In a separate call, Shane Lowry echoed his fellow major champion.

“Obviously there’s no hiding from the people writing about this tournament or what they’re saying about us going to play, but at the end of the day for me, I’m not a politician, I’m a professional golfer,” he said. “I earn a living for myself and my family and try and take care of those, and this is just a part of that, and I need to go there. I’m not a politician, I’ll let everyone else take care of that, and I’ll go and do my job.”

Lowry is one of the more affable guys on tour. DeChambeau is, well, not.
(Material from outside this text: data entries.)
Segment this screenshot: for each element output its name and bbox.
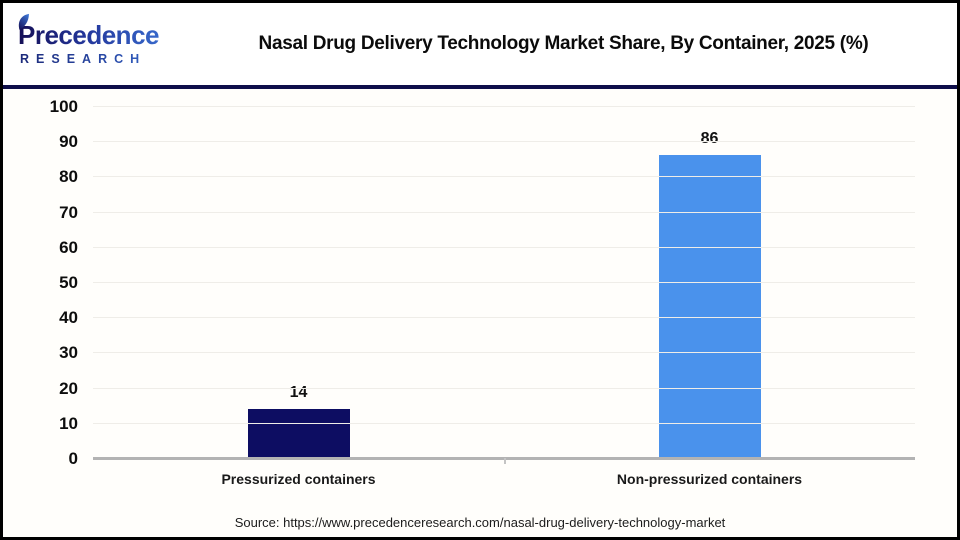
brand-logo: Precedence RESEARCH <box>3 14 188 66</box>
y-axis-tick-label-0: 0 <box>68 449 78 468</box>
y-axis-tick-label-100: 100 <box>49 97 78 116</box>
gridline-20 <box>93 387 915 389</box>
gridline-60 <box>93 246 915 248</box>
page-title: Nasal Drug Delivery Technology Market Sh… <box>258 33 869 54</box>
y-axis-tick-label-30: 30 <box>59 343 78 363</box>
bar-chart: 14 86 0 10 20 30 40 50 60 70 80 90 100 Pressurized … <box>3 89 957 537</box>
gridline-30 <box>93 352 915 354</box>
y-axis-tick-label-70: 70 <box>59 202 78 222</box>
gridline-70 <box>93 211 915 213</box>
y-axis-tick-label-90: 90 <box>59 132 78 152</box>
bar-cell-pressurized-containers: 14 <box>93 106 504 458</box>
source-text: Source: https://www.precedenceresearch.c… <box>234 515 726 530</box>
logo-text-primary: Precedence <box>18 20 159 51</box>
bar-pressurized-containers <box>247 408 350 458</box>
header: Precedence RESEARCH Nasal Drug Delivery … <box>3 3 957 85</box>
category-axis: Pressurized containers Non-pressurized co… <box>93 471 915 487</box>
logo-wordmark: Precedence <box>18 14 188 51</box>
bar-value-label-non-pressurized-containers: 86 <box>700 130 719 148</box>
y-axis-tick-label-50: 50 <box>59 273 78 292</box>
gridline-10 <box>93 422 915 424</box>
header-divider <box>3 85 957 89</box>
bar-cell-non-pressurized-containers: 86 <box>504 106 915 458</box>
bars-row: 14 86 <box>93 106 915 458</box>
y-axis-tick-label-40: 40 <box>59 308 78 328</box>
logo-text-secondary: RESEARCH <box>20 52 188 66</box>
y-axis-tick-label-60: 60 <box>59 237 78 257</box>
gridline-40 <box>93 317 915 319</box>
gridline-100 <box>93 106 915 107</box>
gridline-90 <box>93 141 915 143</box>
bar-value-label-pressurized-containers: 14 <box>289 383 308 401</box>
y-axis-tick-label-80: 80 <box>59 167 78 187</box>
gridline-80 <box>93 176 915 178</box>
gridline-50 <box>93 282 915 283</box>
y-axis-tick-label-20: 20 <box>59 378 78 398</box>
y-axis-tick-label-10: 10 <box>59 413 78 433</box>
category-label-pressurized-containers: Pressurized containers <box>221 471 376 487</box>
category-boundary-tick <box>504 458 506 464</box>
bar-non-pressurized-containers <box>658 155 761 458</box>
plot-area: 14 86 0 10 20 30 40 50 60 70 80 90 100 <box>50 98 915 467</box>
category-label-non-pressurized-containers: Non-pressurized containers <box>616 471 803 487</box>
leaf-icon <box>18 14 29 31</box>
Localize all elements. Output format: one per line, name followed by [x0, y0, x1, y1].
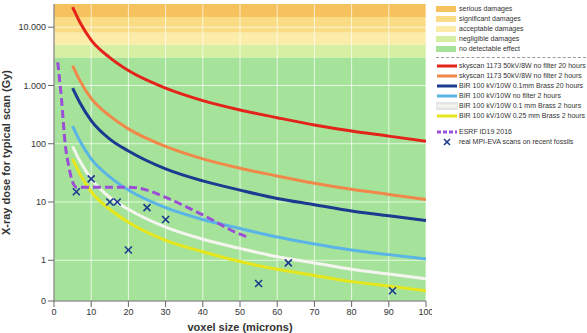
html-text:BIR 100 kV/10W no filter 2 hou: BIR 100 kV/10W no filter 2 hours	[459, 92, 561, 99]
svg-text:10: 10	[36, 197, 46, 207]
svg-text:0: 0	[51, 307, 56, 317]
html-text:BIR 100 kV/10W 0.25 mm Brass 2: BIR 100 kV/10W 0.25 mm Brass 2 hours	[459, 112, 586, 119]
svg-text:voxel size (microns): voxel size (microns)	[187, 321, 292, 333]
svg-text:100: 100	[31, 139, 46, 149]
svg-text:1.000: 1.000	[23, 81, 46, 91]
svg-text:X-ray dose for typical scan (G: X-ray dose for typical scan (Gy)	[8, 70, 12, 235]
html-text:BIR 100 kV/10W 0.1 mm Brass 2: BIR 100 kV/10W 0.1 mm Brass 2 hours	[459, 102, 582, 109]
svg-text:20: 20	[123, 307, 133, 317]
html-text:acceptable damages: acceptable damages	[459, 25, 524, 32]
html-text:skyscan 1173 50kV/8W no filter: skyscan 1173 50kV/8W no filter 20 hours	[459, 62, 586, 69]
svg-text:60: 60	[272, 307, 282, 317]
svg-text:100: 100	[418, 307, 432, 317]
svg-text:10: 10	[86, 307, 96, 317]
svg-text:50: 50	[235, 307, 245, 317]
svg-text:70: 70	[309, 307, 319, 317]
svg-text:80: 80	[347, 307, 357, 317]
html-text:significant damages: significant damages	[459, 15, 521, 22]
svg-text:10.000: 10.000	[18, 22, 46, 32]
html-text:ESRF ID19 2016: ESRF ID19 2016	[459, 128, 512, 135]
html-text:no detectable effect: no detectable effect	[459, 45, 520, 52]
svg-text:1: 1	[41, 255, 46, 265]
html-text:negligible damages: negligible damages	[459, 35, 520, 42]
svg-text:0: 0	[41, 296, 46, 306]
html-text:serious damages: serious damages	[459, 5, 513, 12]
svg-text:90: 90	[384, 307, 394, 317]
html-text:BIR 100 kV/10W 0.1mm Brass 20: BIR 100 kV/10W 0.1mm Brass 20 hours	[459, 82, 584, 89]
html-text:skyscan 1173 50kV/8W no filter: skyscan 1173 50kV/8W no filter 2 hours	[459, 72, 582, 79]
svg-text:40: 40	[198, 307, 208, 317]
html-text:real MPI-EVA scans on recent f: real MPI-EVA scans on recent fossils	[459, 138, 574, 145]
svg-text:30: 30	[161, 307, 171, 317]
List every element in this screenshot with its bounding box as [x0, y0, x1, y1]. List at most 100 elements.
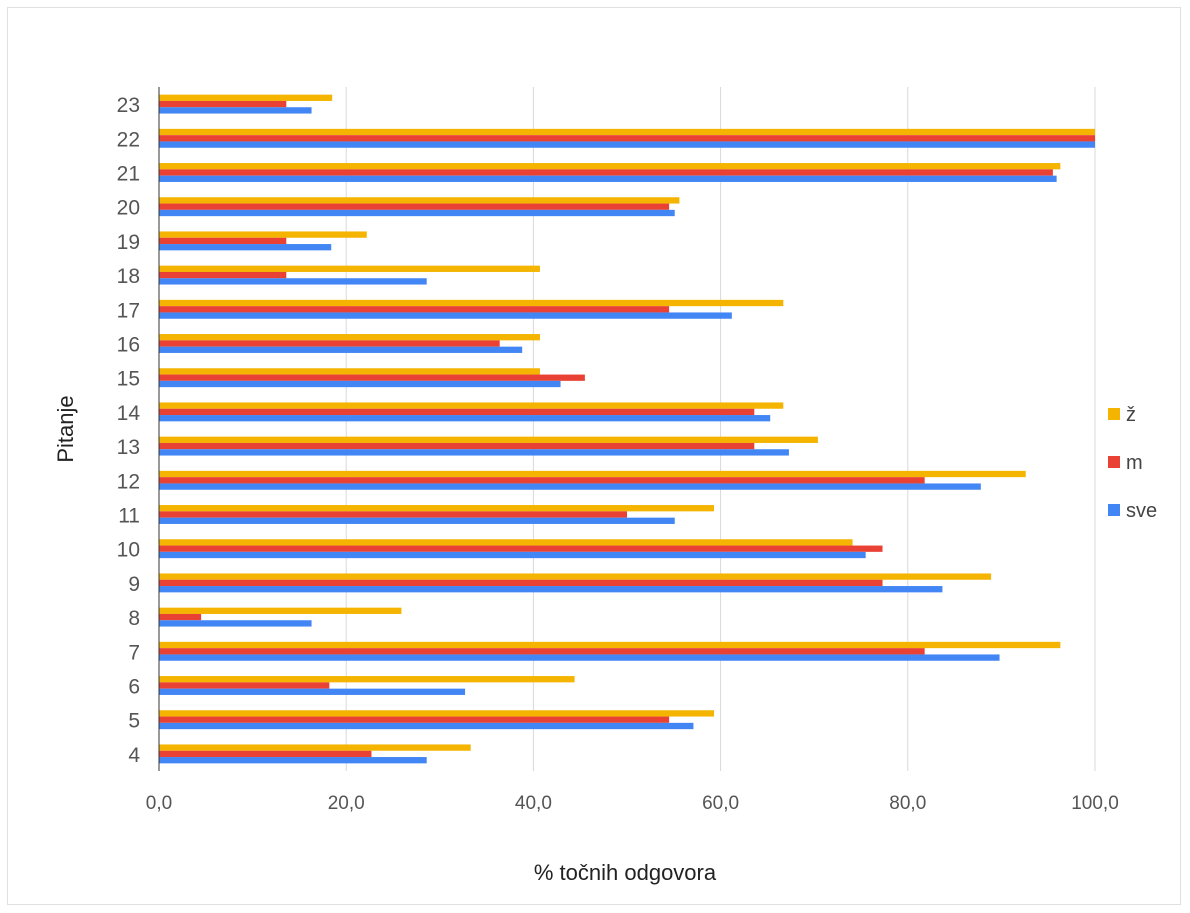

One of them at least made explicit why he’s going to King Abdullah Economic City: money. The other veils his motive with noble-sounding tripe about competition. (DeChambeau’s eagerness to pimp for the Crown Prince in a promotional call must have been edifying for Rocket Mortgage, given that he refused all media obligations in a snit last summer, despite being the sponsor’s defending champion and paid endorser.) That both men trotted out the same talking point suggests it will be a repetitive refrain as players try to disassociate themselves from the actions of the Saudi regime while still cashing its checks.

It will be an excruciating dance for them. And it deserves to be.

In my experience, most professional golfers pay little attention to geopolitical issues in the world. Ask their opinion on the Uyghurs and they’ll likely tell you they prefer FootJoys. Even the few with broader awareness will avoid political topics for fear of unlocking a Pandora’s Box of questions every time they compete in a jurisdiction where the government stands accused of objectionable conduct, from China to Texas. So be it.

But pleading ignorance—willful or feigned—is a sophistic defense when it comes to the Saudis. There can’t be a player left on any tour who is unaware of the regime’s effort to hijack professional golf via the Super League concept, or of the attendant criticisms about sportswashing its human rights abuses. And it’s sportswashing that makes the Saudi International an issue for golfers, not politicians, regardless of what Messrs. DeChambeau and Lowry say.

We know why golfers want to be in Saudi Arabia—appearance fees—but its important to not lose sight of why the government wants them there. Lowry is correct in saying he’s just going to do his job. That’s exactly the point. Mohammed bin Salman is not paying Lucas Herbert to grow the game or Jason Dufner to be a dinner-table raconteur. He is paying them to help present a normalized image of his Saudi Arabia as a place where run-of-the-mill golf events happen, just like any place else. Not every player will take part in publicity shoots or be as grovelingly obsequious as the Crown Prince’s finger puppet, Greg Norman, but they are still being used as stooges for sportswashing. No amount of artifice can disguise that.

Competing at the Saudi International can’t seriously be construed as professional golfers endorsing the regime or its practices, but it lays bare a reality that is no less dispiriting for being commonplace: that so many elite players can’t or won’t see beyond the perimeter of their wallets, that they consciously choose to ignore what they will contribute to an odious regime simply by doing their job. It was the case back when the game’s best turned a blind eye to apartheid so they could play for riches in South Africa, and it’s the case today. Sure, they just want to play golf. And Leni Riefenstahl just wanted to make movies.

Truth be told, golfers are not politicians. Politicians at least pretend to have principles.

Published at Golfweek.com, January 16, 2022.

One thought on “Saudi-Bound Golfers Brush Off Politics, But Stain Of Being Stooges Will Be Harder To Shake.”

  1. Eamon. It’s time for a full reckoning on Greg Norman’s financial incentives in the proposed Saudi League. I’m betting his true motivation has nothing to do with players or the game of golf.